Minimally invasive procedures including vaginal and laparoscopic hysterectomy should be performed in preference to abdominal hysterectomy (fewer adverse events, shorter hospital stay). Moreover, when comparing the vaginal route to the laparoscopic approach, vaginal hysterectomy should be the gold standard (shorter operating time, fewer urinary tract injuries, cost-effective advantages). However, the prevalence of vaginal hysterectomies has dropped worldwide for the past several years because of difficulties in training and teaching the vaginal procedures and exciting new laparoscopic equipment (3D laparoscopy, relevant energy-driven devices, development of robotic-assisted surgery) [1].

With the COVID-19 crisis, laparoscopic surgery is not without risk:

  1. (1)

    Many concerns have been raised about the risk of SARS-CoV-2 transmission by symptomatic and asymptomatic carriers to healthcare workers during tracheal intubation (due to higher viral loads in the respiratory tract). SARS-Cov- 2 (size between 0.06 to 0.14 μm) may be present in droplets and aerosols during airway manipulation as well as in conjunctival secretions. Closer contact with patients therefore carries higher risk of contamination for anesthesia staff [2].

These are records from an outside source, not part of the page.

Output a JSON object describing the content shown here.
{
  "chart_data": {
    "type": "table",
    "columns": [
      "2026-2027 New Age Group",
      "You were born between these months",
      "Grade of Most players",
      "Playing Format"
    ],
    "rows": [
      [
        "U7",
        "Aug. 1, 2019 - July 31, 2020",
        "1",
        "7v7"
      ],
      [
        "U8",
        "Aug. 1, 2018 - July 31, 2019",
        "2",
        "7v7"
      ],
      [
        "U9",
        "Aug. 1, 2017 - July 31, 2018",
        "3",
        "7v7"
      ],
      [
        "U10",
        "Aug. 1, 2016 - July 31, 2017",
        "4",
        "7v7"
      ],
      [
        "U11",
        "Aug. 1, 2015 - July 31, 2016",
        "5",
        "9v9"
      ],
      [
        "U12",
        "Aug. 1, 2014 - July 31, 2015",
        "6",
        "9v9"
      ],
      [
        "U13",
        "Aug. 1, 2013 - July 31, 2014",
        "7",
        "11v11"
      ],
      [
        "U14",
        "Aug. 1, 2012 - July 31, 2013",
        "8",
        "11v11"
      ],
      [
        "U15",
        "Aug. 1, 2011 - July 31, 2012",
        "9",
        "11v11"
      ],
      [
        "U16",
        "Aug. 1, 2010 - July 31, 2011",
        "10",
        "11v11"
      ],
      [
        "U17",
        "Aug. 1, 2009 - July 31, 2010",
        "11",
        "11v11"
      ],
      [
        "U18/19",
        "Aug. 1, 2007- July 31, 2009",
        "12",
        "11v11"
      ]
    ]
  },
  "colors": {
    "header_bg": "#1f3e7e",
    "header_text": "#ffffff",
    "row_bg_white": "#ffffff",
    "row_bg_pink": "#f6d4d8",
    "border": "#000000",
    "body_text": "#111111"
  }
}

A specific strategy has been proposed with personal protective equipment (PPE) (N95 masks, eye protection with goggles or face shield, fluid-resistant gown, gloves) and guidelines for anesthesia procedures (relevant institutional algorithm to design airway manipulation sequences such as rapid sequence induction). The American Society of Anesthesiologists also reported reducing the number of surgical procedures because of the shortage of PPE and the lack of induction and paralysis treatment [3]. But until when?

  1. (2)

    Another potential risk of viral transmission may be related to the surgical smoke during laparoscopic procedures. By analogy, HBV and HPV have been found in these aerosols. Since the size of HBV and HPV (respectively, 0.04 μm and 0.05 μm) is smaller than that of SARS-Cov-2, the latter may be present in these surgical aerosols. Guidelines have been published about smoke and gas evacuation during laparoscopy (appropriate PPE and smoke evacuation devices with specific filtration systems) [4].

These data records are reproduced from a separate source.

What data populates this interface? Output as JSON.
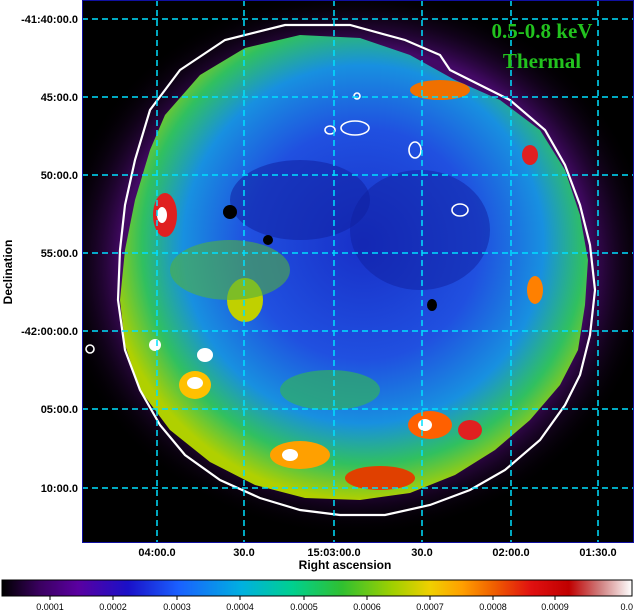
{
  "annotation": {
    "energy_band": "0.5-0.8 keV",
    "component": "Thermal"
  },
  "axes": {
    "x_title": "Right ascension",
    "y_title": "Declination",
    "x_ticks": [
      "04:00.0",
      "30.0",
      "15:03:00.0",
      "30.0",
      "02:00.0",
      "01:30.0"
    ],
    "y_ticks": [
      "-41:40:00.0",
      "45:00.0",
      "50:00.0",
      "55:00.0",
      "-42:00:00.0",
      "05:00.0",
      "10:00.0"
    ]
  },
  "colorbar": {
    "ticks": [
      "0.0001",
      "0.0002",
      "0.0003",
      "0.0004",
      "0.0005",
      "0.0006",
      "0.0007",
      "0.0008",
      "0.0009",
      "0.0"
    ],
    "stops": [
      "#000000",
      "#3a0060",
      "#5a00a0",
      "#1a10c8",
      "#1a60ff",
      "#00b0e0",
      "#00d090",
      "#30c030",
      "#a0d000",
      "#f0d000",
      "#ffa000",
      "#f06000",
      "#e01010",
      "#c00000",
      "#d08080",
      "#ffffff"
    ]
  },
  "colors": {
    "grid": "#00e0ff",
    "contour": "#ffffff",
    "annotation": "#22c21e",
    "frame": "#1010a0"
  }
}
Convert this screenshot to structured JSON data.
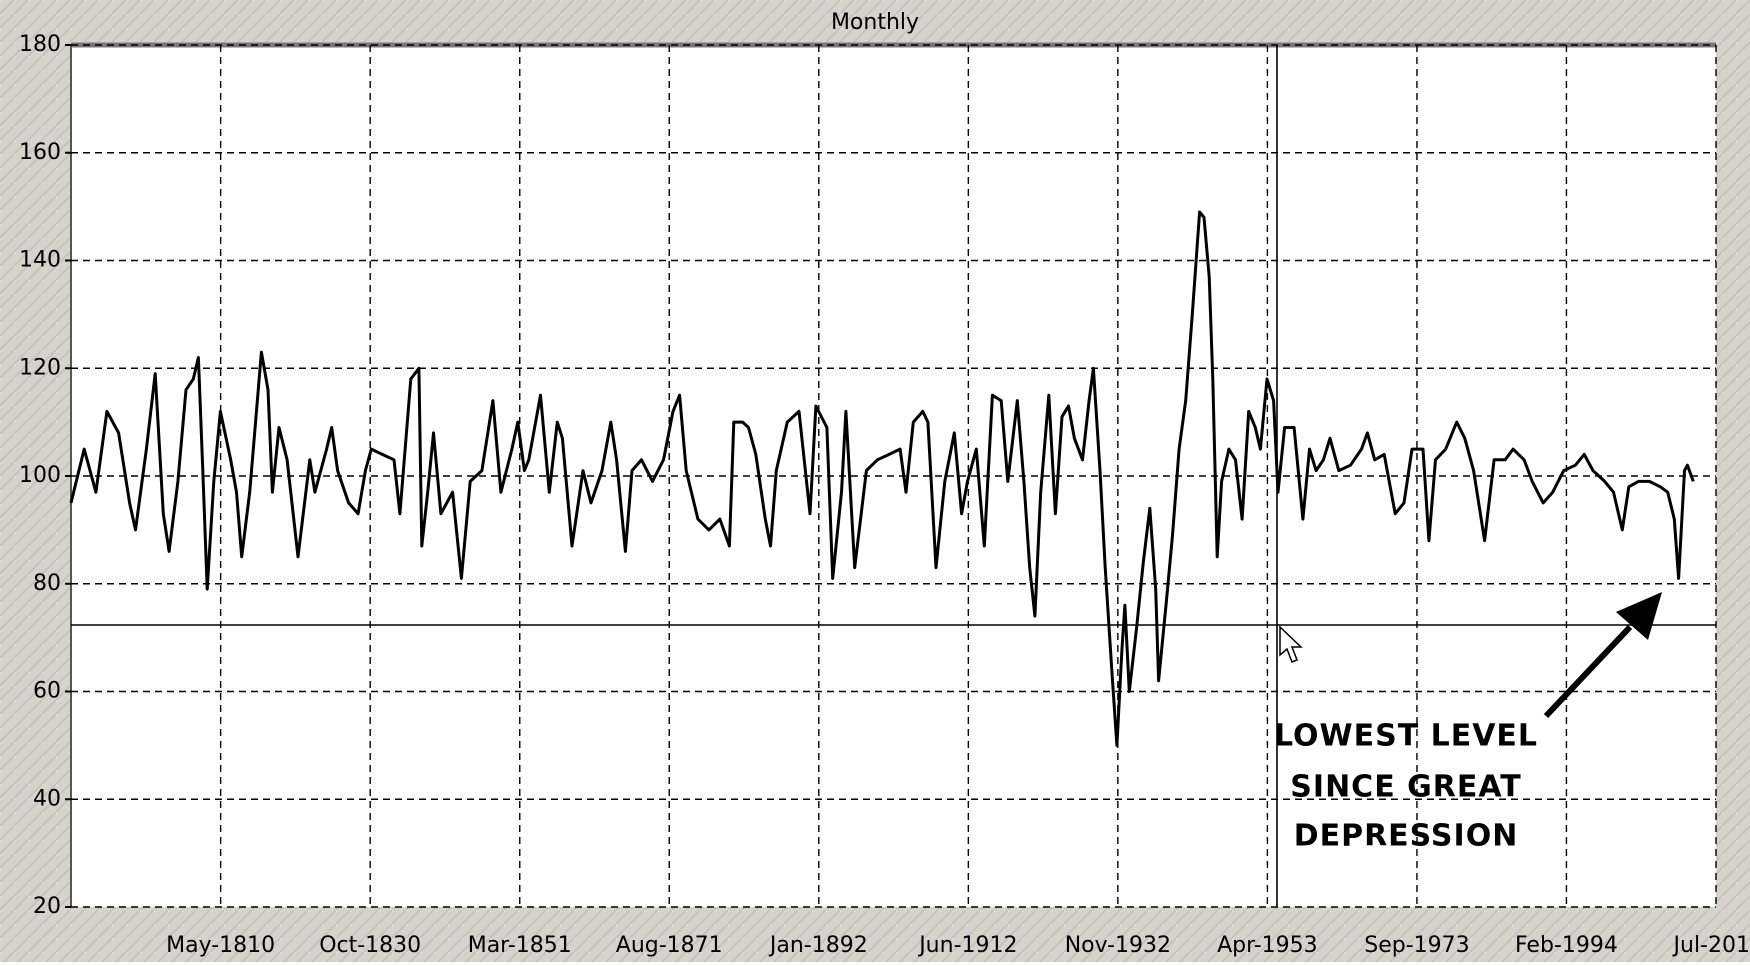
{
  "chart_data": {
    "type": "line",
    "title": "Monthly",
    "color": "#000000",
    "x": [
      1789.9,
      1791.7,
      1793.3,
      1794.8,
      1796.4,
      1797.9,
      1798.7,
      1800.2,
      1801.4,
      1802.5,
      1803.3,
      1804.5,
      1805.6,
      1806.6,
      1807.3,
      1807.9,
      1808.5,
      1809.4,
      1810.3,
      1811.7,
      1812.5,
      1813.2,
      1814.3,
      1815.9,
      1816.8,
      1817.4,
      1818.3,
      1819.4,
      1820.9,
      1822.5,
      1823.2,
      1824.8,
      1825.5,
      1826.3,
      1827.8,
      1829.1,
      1830.1,
      1830.9,
      1832.4,
      1834.0,
      1834.8,
      1836.3,
      1837.4,
      1837.8,
      1838.6,
      1839.4,
      1840.4,
      1842.0,
      1843.2,
      1844.4,
      1846.0,
      1847.5,
      1848.6,
      1850.1,
      1850.9,
      1851.8,
      1852.4,
      1854.0,
      1855.2,
      1856.3,
      1857.0,
      1858.3,
      1859.8,
      1860.9,
      1862.4,
      1863.6,
      1864.4,
      1865.6,
      1866.5,
      1867.8,
      1869.3,
      1870.8,
      1872.1,
      1873.0,
      1873.9,
      1875.5,
      1877.0,
      1878.5,
      1879.8,
      1880.4,
      1881.6,
      1882.4,
      1883.4,
      1884.7,
      1885.4,
      1886.2,
      1887.7,
      1889.3,
      1890.8,
      1891.6,
      1893.1,
      1893.9,
      1895.1,
      1895.7,
      1896.9,
      1898.5,
      1900.0,
      1901.6,
      1903.1,
      1903.9,
      1904.9,
      1906.2,
      1906.9,
      1908.0,
      1909.2,
      1910.5,
      1911.5,
      1912.3,
      1913.5,
      1914.6,
      1915.7,
      1916.9,
      1917.8,
      1919.1,
      1920.0,
      1920.8,
      1921.5,
      1922.3,
      1923.4,
      1924.3,
      1925.2,
      1926.1,
      1926.9,
      1928.0,
      1928.9,
      1929.5,
      1930.4,
      1931.1,
      1932.0,
      1932.7,
      1933.4,
      1933.8,
      1934.4,
      1935.4,
      1936.3,
      1937.2,
      1938.0,
      1938.4,
      1939.4,
      1940.3,
      1941.2,
      1942.1,
      1943.0,
      1944.0,
      1944.6,
      1945.3,
      1945.8,
      1946.4,
      1947.0,
      1948.0,
      1948.9,
      1949.8,
      1950.7,
      1951.6,
      1952.3,
      1953.2,
      1954.1,
      1954.7,
      1955.6,
      1956.9,
      1958.1,
      1959.0,
      1959.9,
      1960.9,
      1961.8,
      1963.0,
      1964.6,
      1966.1,
      1966.9,
      1967.9,
      1969.2,
      1970.7,
      1971.9,
      1973.0,
      1974.5,
      1975.3,
      1976.2,
      1977.6,
      1979.1,
      1980.2,
      1981.4,
      1982.9,
      1984.2,
      1985.7,
      1986.8,
      1988.3,
      1989.4,
      1990.9,
      1992.2,
      1993.7,
      1995.3,
      1996.5,
      1997.7,
      1999.3,
      2000.5,
      2001.7,
      2002.6,
      2003.9,
      2005.4,
      2006.9,
      2007.9,
      2008.8,
      2009.4,
      2010.2,
      2010.6,
      2011.4
    ],
    "values": [
      95,
      105,
      97,
      112,
      108,
      95,
      90,
      105,
      119,
      93,
      86,
      99,
      116,
      118,
      122,
      101,
      79,
      99,
      112,
      103,
      97,
      85,
      97,
      123,
      116,
      97,
      109,
      103,
      85,
      103,
      97,
      105,
      109,
      101,
      95,
      93,
      101,
      105,
      104,
      103,
      93,
      118,
      120,
      87,
      97,
      108,
      93,
      97,
      81,
      99,
      101,
      114,
      97,
      105,
      110,
      101,
      103,
      115,
      97,
      110,
      107,
      87,
      101,
      95,
      101,
      110,
      103,
      86,
      101,
      103,
      99,
      103,
      112,
      115,
      101,
      92,
      90,
      92,
      87,
      110,
      110,
      109,
      104,
      92,
      87,
      101,
      110,
      112,
      93,
      113,
      109,
      81,
      97,
      112,
      83,
      101,
      103,
      104,
      105,
      97,
      110,
      112,
      110,
      83,
      99,
      108,
      93,
      99,
      105,
      87,
      115,
      114,
      99,
      114,
      99,
      83,
      74,
      97,
      115,
      93,
      111,
      113,
      107,
      103,
      114,
      120,
      101,
      83,
      64,
      50,
      68,
      76,
      60,
      72,
      84,
      94,
      79,
      62,
      76,
      89,
      105,
      114,
      130,
      149,
      148,
      137,
      118,
      85,
      99,
      105,
      103,
      92,
      112,
      109,
      105,
      118,
      114,
      97,
      109,
      109,
      92,
      105,
      101,
      103,
      107,
      101,
      102,
      105,
      108,
      103,
      104,
      93,
      95,
      105,
      105,
      88,
      103,
      105,
      110,
      107,
      101,
      88,
      103,
      103,
      105,
      103,
      99,
      95,
      97,
      101,
      102,
      104,
      101,
      99,
      97,
      90,
      98,
      99,
      99,
      98,
      97,
      92,
      81,
      101,
      102,
      99
    ],
    "xlim": [
      1789.9,
      2014.5
    ],
    "xticks": [
      {
        "value": 1810.33,
        "label": "May-1810"
      },
      {
        "value": 1830.75,
        "label": "Oct-1830"
      },
      {
        "value": 1851.17,
        "label": "Mar-1851"
      },
      {
        "value": 1871.58,
        "label": "Aug-1871"
      },
      {
        "value": 1892.0,
        "label": "Jan-1892"
      },
      {
        "value": 1912.42,
        "label": "Jun-1912"
      },
      {
        "value": 1932.83,
        "label": "Nov-1932"
      },
      {
        "value": 1953.25,
        "label": "Apr-1953"
      },
      {
        "value": 1973.67,
        "label": "Sep-1973"
      },
      {
        "value": 1994.08,
        "label": "Feb-1994"
      },
      {
        "value": 2014.5,
        "label": "Jul-201"
      }
    ],
    "ylim": [
      20,
      180
    ],
    "yticks": [
      20,
      40,
      60,
      80,
      100,
      120,
      140,
      160,
      180
    ],
    "grid": true,
    "annotation": [
      "LOWEST LEVEL",
      "SINCE GREAT",
      "DEPRESSION"
    ]
  }
}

Vaginal surgery appears to be much less risky: SARS-CoV-2 is not detectable in the vaginal fluid of infected patients [5]. There is no need for general anesthesia (aerozilation risk, shortage of anesthesia drugs); regional and spinal anesthesia is sufficient. There is also no need to use bipolar vessel sealing devices, which may generate aerosols with hypothetical risk of viral transmission. We should therefore use traditional technical suturing.

After reading all these arguments, it is really time to re-learn and perform the basic and effective techniques of vaginal surgery.